Renoir was a master of the French Impressionism troika led by Claude Monet and Camille Pissarro, pioneering a new painting style as the epoch needed a new cultural ethos for the upcoming new century. Although the masters of French Impressionism were on the same musical note, their timbres were various. While Monet and Pissarro were idiosyncratic and liberal in techniques and subject figures of their artistic creations, Renoir was a conservative in keeping a tradition of Paul Rubens in his celebration of feminine beauty surrounded by the realism of nature and life.
A pursuer of the beauty that was both real and ideal existing in the physical world, not the spheres of the heavens, Renoir used the ideal to perfect the real, adapting traditional techniques to his visions of the worlds conjured in his mind’s eye. Renoir’s fascination with sensuous beauty in the expression of vivid but soft hues of vibrant colors and rounded, smooth figures of models in his paintings show his unintentional application of Aristotelian aesthetic theory: beauty inherent in itself and beauty by its use. Renoir’s paintings are replete with the beautiful colors, the warmth of the ambiance, pleasantness of the moment, and equilibrium of the backgrounds, all the mastery of using the ordinary with a profound sense to elevate it to art, giving art its true meaning. That might be a reason why German composer Richard Wagner, the creator of “Nibelungen’s Ring,” chose Renoir among other famous painters of the time to produce his portraiture. Or perhaps it was why Americans first found Renoir’s paintings so appealing that the goring sales in America brought Renoir fame and wealth.
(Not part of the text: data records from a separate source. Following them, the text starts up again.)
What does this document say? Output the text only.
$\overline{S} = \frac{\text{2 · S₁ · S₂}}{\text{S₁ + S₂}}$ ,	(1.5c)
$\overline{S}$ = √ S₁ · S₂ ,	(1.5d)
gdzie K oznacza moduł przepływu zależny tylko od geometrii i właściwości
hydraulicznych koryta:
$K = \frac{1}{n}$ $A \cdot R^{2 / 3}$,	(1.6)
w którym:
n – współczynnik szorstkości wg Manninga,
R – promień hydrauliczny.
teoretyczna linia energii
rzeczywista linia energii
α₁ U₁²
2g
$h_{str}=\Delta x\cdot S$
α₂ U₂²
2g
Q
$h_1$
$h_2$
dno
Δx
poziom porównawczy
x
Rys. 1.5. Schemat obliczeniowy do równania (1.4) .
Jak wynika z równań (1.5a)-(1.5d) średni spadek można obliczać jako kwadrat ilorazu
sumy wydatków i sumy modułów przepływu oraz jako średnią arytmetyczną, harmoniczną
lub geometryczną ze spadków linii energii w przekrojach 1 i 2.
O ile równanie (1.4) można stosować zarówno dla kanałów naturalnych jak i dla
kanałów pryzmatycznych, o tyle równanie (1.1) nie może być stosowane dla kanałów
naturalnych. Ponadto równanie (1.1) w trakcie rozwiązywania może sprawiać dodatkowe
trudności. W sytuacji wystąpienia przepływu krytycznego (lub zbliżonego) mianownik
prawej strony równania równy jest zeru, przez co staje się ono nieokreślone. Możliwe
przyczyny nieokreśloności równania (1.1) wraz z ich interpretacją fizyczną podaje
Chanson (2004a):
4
After reading this elegant biography of Renoir, I liked him even more because he was an artist who had an artistic vein of genius and a practical sense of responsibility. He was a devoted father who even took care of his illegitimate daughter from his first girlfriend before marrying his model wife Aline Chariot, from whom he kept it a secret for life. Renoir might have had preconceptions about specific beliefs and people, but who would not have them secretly hidden in their mind’s closet? I believe that art serves its purpose when it gives the beholder a delightful sensation, not a dangerous illusion of distorted reality drawn from an artist’s disillusioned mind. Now I have a replica of Renoir’s “Two Girls at the Piano” from Amazon posted on my bedroom wall. It still has the first impression of the painting that has stayed in my heart with delightful nostalgia, enveloping me in the longing for the bidding the time’s return, which only Renoir could do the magic.